Earlier we read that “God created the human being in His image; in the image of God He created him, male and female created He them.” (1:27) “Male and female” suggests androgynous qualities, and on that verse Rashi quotes a midrashic interpretation that God originally created the human with two “faces,” Siamese twins as it were, so that when He put Adam into a deep sleep, it was not just to remove a rib but to separate the female from the male side.
God divided the creature into two so that each half would seek completion in the other. Had Eve not emerged from Adam’s own flesh to begin, they could never have become one flesh again.
Awakening, Adam said of Eve, “Bone of my bone, flesh of my flesh.” (2:23) In the next verse, God announces the second basic principle in life: “Therefore shall a man leave his father and mother and shall cleave unto his wife, and they shall be one flesh.” (2:24). “Leave” does not mean reject, but it does mean that one must be mature and independent in order to enter into a relationship of mutuality with one’s mate.
One of the goals of a human being is to become one flesh with another, and this, the truest of partnerships, can be achieved only with someone who is really part of yourself, only with someone to whom you cleave intellectually and emotionally. If a relationship suffers from a lack of concern and commitment, then sexuality suffers as well.
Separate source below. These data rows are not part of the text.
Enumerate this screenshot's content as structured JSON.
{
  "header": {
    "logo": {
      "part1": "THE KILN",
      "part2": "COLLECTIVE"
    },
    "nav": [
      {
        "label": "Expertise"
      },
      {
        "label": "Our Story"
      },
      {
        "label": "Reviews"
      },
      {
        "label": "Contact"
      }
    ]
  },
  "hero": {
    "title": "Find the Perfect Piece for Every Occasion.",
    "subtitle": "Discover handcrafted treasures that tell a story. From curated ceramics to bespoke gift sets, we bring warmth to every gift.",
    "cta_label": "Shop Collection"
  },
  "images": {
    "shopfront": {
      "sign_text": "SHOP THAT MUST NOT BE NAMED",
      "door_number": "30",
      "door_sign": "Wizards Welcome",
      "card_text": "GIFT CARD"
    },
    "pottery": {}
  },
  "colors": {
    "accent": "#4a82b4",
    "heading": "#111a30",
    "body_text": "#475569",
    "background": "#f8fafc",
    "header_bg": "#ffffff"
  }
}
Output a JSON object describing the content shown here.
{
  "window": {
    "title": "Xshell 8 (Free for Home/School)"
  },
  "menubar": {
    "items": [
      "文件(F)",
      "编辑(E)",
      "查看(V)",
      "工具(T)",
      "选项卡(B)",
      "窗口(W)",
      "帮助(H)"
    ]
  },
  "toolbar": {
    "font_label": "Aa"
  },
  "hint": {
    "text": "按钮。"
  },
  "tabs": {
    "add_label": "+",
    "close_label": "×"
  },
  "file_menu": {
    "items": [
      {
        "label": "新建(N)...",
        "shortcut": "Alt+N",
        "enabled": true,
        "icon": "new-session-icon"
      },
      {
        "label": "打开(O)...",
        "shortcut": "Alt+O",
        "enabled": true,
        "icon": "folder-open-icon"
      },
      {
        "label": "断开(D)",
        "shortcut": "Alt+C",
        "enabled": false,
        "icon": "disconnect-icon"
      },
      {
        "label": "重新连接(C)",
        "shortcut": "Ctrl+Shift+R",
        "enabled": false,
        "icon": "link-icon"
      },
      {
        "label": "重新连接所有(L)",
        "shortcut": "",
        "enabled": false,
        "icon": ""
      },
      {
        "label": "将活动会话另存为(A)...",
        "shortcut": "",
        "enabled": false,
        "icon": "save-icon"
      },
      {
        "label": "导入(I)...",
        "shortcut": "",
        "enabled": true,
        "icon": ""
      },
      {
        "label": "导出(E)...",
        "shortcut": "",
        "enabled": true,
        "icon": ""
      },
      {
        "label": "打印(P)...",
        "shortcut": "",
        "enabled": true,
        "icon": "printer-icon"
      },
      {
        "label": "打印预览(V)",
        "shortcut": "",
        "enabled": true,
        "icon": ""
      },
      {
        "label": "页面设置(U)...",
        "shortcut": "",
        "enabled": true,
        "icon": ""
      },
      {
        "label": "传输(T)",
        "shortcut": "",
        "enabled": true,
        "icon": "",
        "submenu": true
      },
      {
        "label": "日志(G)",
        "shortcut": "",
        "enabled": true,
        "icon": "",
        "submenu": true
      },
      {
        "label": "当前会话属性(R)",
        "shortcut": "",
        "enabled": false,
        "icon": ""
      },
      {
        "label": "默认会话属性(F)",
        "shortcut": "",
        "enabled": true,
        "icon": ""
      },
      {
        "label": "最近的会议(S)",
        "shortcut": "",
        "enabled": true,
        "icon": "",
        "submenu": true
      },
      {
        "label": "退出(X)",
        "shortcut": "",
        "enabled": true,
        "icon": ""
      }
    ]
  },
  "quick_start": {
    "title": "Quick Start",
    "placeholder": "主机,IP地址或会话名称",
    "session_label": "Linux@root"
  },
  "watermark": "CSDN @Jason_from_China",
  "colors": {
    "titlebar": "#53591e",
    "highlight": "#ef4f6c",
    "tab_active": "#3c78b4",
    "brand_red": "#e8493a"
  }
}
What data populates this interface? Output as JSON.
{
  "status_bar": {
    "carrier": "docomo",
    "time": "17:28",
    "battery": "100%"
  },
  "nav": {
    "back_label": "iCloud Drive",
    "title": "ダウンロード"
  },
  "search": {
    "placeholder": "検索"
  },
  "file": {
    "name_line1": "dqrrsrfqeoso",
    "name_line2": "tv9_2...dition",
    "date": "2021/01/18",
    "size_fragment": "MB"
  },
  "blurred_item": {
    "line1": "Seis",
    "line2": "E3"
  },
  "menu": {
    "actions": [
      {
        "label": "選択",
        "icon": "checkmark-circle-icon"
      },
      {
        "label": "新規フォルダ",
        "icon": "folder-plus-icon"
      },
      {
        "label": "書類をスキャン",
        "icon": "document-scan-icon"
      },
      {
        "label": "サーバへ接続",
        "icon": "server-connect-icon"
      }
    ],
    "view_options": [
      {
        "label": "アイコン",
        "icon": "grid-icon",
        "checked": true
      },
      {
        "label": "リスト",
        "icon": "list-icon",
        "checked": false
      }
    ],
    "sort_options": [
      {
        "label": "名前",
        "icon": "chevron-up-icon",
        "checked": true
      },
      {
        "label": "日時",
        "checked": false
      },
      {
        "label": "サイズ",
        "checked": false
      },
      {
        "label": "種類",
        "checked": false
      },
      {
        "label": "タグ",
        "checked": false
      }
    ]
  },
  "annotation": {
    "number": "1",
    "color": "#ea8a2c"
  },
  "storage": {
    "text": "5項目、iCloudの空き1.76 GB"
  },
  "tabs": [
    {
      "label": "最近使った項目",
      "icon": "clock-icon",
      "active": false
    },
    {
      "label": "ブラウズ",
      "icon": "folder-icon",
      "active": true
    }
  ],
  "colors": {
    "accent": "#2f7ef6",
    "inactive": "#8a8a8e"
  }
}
The Torah wants us to know that for humans, sexual relations are not merely a function of procreative needs, but rather a profound expression of mutuality.
Rashi interprets the verse, “You shall become one flesh” to mean that in the newborn child, mother and father literally become one flesh. In the child, part of us lives on even after we die.
The entire sequence ends with the startling statement, “And they were both naked, and they were not ashamed.” (2:25) Given the Torah’s strict standards of modesty, how are we to understand a description that seems to contradict traditional Jewish values?
I would suggest a more symbolic explanation: Nakedness without shame means that two people must have the ability to face each other and reveal their souls. The Torah wants husband and wife to remove garments that conceal truth so they are free to express fears and frustrations without the “shame of nakedness.”
The first global catastrophe, the flood, struck when the world rejected the ideal relationship between man and woman. Rape, pillage, and unbridled lust became the norm. Only one family on earth — Noah’s — remained righteous. Now, with the Tower of Babel, whatever values Noah attempted to transmit to future generations were forgotten.
One language means people understand each other; when one became 70, metaphorically, existential and social loneliness prevails.
The Tower of Babel represents a new stage of depravity, not sexual, but social. People wanted to build great towers, not for the sake of Heaven, but for the sake of materialism; the new god became splendid achievements with mortar and brick. As they reached greater physical heights, they forgot the human, inter-personal value of a friend, a wife, a life’s partner.
The total breakdown of language fits the crime of people who may be physically alive but whose tongues and hearts are locked. It was no longer possible for two people to become one flesh, to stand naked without shame. Existential loneliness engulfed the world and intercommunication was forgotten.
The Tower of Babel ended an era in the history of mankind, and the social destruction it left behind could be fixed only by Abraham. His message of a God of compassion who wishes to unite the world in love and morality is still waiting to be heard.